As many of you know, I’ve spent my life around old cars. I’ve handled the hidden components—piston rings, torque bolts, snap rings—that hold them together. To someone who understands how a 350ci small block engine works, there’s nothing mysterious about it.
And yet, there’s something nearly liturgical about the process. The repair manuals read like sacred texts. When you fire up a muscle car, hear the throaty exhaust, and slam the accelerator to get sideways on an empty road, “hallelujah” feels like the right word.
But most people don’t rebuild engines. They just drive to work. They don’t check valve lash or adjust timing—they leave the inner workings to the experts. And that’s what concerns me about the narrative that AI is “just a tool.”
In theory, yes. But in practice, AI’s workings are closed off to most people. Its usefulness requires a level of technical fluency that’s out of reach for the average user. Who has the time to learn all that?
I’m sympathetic to efforts to demystify AI, and even relieved by them.
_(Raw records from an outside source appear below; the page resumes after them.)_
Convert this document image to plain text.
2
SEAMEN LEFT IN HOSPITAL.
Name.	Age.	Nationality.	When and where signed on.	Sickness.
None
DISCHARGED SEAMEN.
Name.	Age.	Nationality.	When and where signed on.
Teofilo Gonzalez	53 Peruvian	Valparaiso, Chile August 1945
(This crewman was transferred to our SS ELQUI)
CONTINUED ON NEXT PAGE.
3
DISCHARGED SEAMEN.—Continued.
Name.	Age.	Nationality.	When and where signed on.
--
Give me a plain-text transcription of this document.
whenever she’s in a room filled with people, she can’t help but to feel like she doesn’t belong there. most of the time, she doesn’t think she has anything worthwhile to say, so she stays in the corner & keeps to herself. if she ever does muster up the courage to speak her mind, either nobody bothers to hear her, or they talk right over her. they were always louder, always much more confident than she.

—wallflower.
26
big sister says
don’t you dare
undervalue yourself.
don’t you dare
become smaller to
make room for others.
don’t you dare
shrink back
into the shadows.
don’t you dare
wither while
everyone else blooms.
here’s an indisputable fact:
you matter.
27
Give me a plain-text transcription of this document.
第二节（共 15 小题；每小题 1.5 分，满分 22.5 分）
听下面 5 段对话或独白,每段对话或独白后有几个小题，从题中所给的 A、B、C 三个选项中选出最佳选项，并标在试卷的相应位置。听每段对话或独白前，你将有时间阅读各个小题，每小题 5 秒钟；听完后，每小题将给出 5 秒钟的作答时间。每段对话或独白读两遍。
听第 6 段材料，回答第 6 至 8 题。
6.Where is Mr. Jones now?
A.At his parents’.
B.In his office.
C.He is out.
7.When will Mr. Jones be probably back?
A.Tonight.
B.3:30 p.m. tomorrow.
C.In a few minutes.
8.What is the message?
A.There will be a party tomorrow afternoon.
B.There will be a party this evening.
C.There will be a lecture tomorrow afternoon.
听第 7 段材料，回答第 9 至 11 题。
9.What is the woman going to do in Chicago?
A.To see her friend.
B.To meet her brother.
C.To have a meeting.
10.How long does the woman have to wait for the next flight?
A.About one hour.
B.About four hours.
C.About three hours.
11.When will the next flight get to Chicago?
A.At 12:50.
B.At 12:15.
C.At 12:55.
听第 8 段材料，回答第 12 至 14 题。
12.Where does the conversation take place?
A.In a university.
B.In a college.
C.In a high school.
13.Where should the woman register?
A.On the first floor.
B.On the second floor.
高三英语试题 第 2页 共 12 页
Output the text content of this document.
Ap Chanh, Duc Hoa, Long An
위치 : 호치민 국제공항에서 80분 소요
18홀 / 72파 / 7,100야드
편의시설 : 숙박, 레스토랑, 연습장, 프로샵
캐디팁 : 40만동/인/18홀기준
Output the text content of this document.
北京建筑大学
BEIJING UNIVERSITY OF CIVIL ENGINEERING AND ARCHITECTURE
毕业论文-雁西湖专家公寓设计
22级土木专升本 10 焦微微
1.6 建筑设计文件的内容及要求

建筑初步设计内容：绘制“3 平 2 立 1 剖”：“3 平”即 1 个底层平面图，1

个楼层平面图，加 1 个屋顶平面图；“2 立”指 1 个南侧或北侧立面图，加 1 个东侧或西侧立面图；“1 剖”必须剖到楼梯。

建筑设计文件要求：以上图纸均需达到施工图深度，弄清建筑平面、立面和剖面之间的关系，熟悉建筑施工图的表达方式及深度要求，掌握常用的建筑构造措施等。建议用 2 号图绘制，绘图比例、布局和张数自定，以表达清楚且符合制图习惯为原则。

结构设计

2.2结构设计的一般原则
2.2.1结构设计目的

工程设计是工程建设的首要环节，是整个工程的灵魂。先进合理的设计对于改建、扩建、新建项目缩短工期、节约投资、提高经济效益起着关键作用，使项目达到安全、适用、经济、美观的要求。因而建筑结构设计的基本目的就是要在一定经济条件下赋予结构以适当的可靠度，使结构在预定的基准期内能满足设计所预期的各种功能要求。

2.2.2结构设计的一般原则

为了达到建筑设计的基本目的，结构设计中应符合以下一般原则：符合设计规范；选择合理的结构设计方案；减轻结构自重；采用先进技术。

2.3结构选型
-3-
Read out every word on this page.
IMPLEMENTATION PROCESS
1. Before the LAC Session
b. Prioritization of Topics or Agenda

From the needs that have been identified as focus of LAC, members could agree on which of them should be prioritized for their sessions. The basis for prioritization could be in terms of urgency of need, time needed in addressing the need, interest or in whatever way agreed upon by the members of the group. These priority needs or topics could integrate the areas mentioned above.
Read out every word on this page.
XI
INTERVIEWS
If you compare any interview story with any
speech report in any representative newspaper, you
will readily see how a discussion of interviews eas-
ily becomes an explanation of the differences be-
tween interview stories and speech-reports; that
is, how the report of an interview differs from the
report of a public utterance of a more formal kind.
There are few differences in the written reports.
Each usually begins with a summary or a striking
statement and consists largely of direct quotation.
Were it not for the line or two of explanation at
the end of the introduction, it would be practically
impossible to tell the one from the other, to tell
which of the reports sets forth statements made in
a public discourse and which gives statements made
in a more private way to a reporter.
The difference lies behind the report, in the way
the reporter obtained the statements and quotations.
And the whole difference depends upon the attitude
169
But on a practical level, I can’t shake the sense that this technology represents another widening gap between the programmer and the programmed. And I worry that, collectively, our response will be an even louder “hallelujah”—not to something we understand, but to something we don’t, and which increasingly appears to us as a god.
My personal crusade in this matter: stop calling it AI and start calling them LLMs or image generators or whatever. Get rid of the sci-fi terms and we’ll cut through the sci-fi mythos.
Thank you for the article. The key is that we humans can turn anything into a god, especially dazzling technologies with their aura of (cultivated) mystique. So I'm all for desacralising technology. However, humans are notoriously in deep need to believe in some 'god', to believe in something greater than themselves. And having desacralised Nature, Mother Earth, technology conveniently fills the gap; AI being the latest 'face' of the techno-god. And yes, in its time steam-engines played that role. And D.H Lawrence and others had a few things to say about that.